Certains auteurs, dans la lignée de la pensée de Max Weber, ont démontré que quel que soit le type de société ou de communauté, celle-ci ne peut exister et fonctionner sans sentiment d’appartenance. En effet, la conscience collective n’existe concrètement et de manière opératoire que vécue par les acteurs sociaux. Plus que la somme des consciences individuelles, la conscience collective les transcende. Aussi, il s’agit de s’interroger « sur les raisons qui peuvent conduire les

individus à s’investir affectivement, à participer à la vie et au développement du pays et à adhérer au type de société projeté »(TABOADA-LEONETTI in COSTA-LASCOUX, HILY, VERMÈS, 2000 : 108). Nous pensons avec Denise Jodelet, que c’est dès lors qu’elles sont « étayées sur une

énergétique sociale, [que] les représentations sont pertinentes pour la vie pratique et affective des groupes » (Ibid.). Dynamiques sociales et dynamiques représentationnelles s’entrelacent pour former ensemble un système holistique cohérent et intelligible évoluant dans des contextes d’inscription sociale, territoriale, historique et culturelle. C’est parce qu’elles sont partagées par une communauté via les énoncés sociodiscursifs et ethnodiscursifs, que les représentations sociales peuvent être appréhendées comme les soubassements nécessaires au maintien des liens sociaux et identitaires et, par conséquent, aux mécanismes d’insertion et d’adhésion collective à des groupes ou environnements d’appartenance.
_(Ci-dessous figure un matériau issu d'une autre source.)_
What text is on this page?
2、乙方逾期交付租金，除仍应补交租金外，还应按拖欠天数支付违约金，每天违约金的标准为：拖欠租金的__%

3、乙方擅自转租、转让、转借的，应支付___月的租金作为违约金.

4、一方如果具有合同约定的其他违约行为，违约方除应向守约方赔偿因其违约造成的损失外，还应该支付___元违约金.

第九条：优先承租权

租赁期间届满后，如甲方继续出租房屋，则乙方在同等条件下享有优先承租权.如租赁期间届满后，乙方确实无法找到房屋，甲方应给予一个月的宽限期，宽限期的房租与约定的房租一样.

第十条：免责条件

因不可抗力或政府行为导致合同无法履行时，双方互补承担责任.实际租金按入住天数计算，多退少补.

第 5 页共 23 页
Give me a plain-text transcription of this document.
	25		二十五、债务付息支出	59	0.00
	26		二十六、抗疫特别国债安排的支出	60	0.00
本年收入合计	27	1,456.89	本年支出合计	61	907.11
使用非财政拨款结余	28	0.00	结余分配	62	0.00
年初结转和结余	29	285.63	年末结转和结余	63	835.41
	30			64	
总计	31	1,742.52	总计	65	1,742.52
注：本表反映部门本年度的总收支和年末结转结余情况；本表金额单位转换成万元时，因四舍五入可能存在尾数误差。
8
Les travaux en psychologie sociale se sont attachés à démontrer la corrélation étroite entre les systèmes sociocognitifs que sont les représentations et la manière dont les collectivités humaines les instrumentalisent et les insèrent dans leurs matrices définitoires et identitaires. Car

« ce que les représentations collectives traduisent c’est la façon dont le groupe se pense dans ses rapports avec les objets qui l’affectent »(DURKHEIM cité in JODELET, 1997 : 51). C’est dans cette perspective que nous pensons pertinent de proposer un examen plus attentif du sentiment

d’appartenance des individus à une culture, un territoire et/ou une identité et d’en proposer des éléments de définition. Ce sentiment est intrinsèquement interrelié aux représentations qui circulent dans toutes des sphères du champ social dans la mesure où l’espace géographique n’est pas seulement matérialité, il est également idéologique c’est-à-dire que les discours qui s’y tiennent le structurent et participent à sa production. Dans le cadre de formation des territoires, les représentations en tant que systèmes d’images, d’interprétation et d’explication ne peuvent se comprendre que dans leur(s) relation(s) avec les discours et informations ayant trait à cet environnement social et spatial. S’intéresser aux discours et énoncés producteurs de nouvelles idéologies territoriales essentielles à la production et la reproduction de nouveaux territoires, souvent imaginés, qui ont tout de même une corporalité et réalité sociales, suppose la mobilisation d’outils et de paradigmes propres aux Sciences de l’information et de la communication corrélés et enrichis de ceux de la géographie classique et culturelle. Identitaires et territoriales, les représentations sociales contribuent in fine « à l’élaboration d’un sens commun, d’un système de

pré-codage de la réalité partagée, de la construction d’une identité et donc d’une différenciation communautaire »(BOYER, 2003 : 25).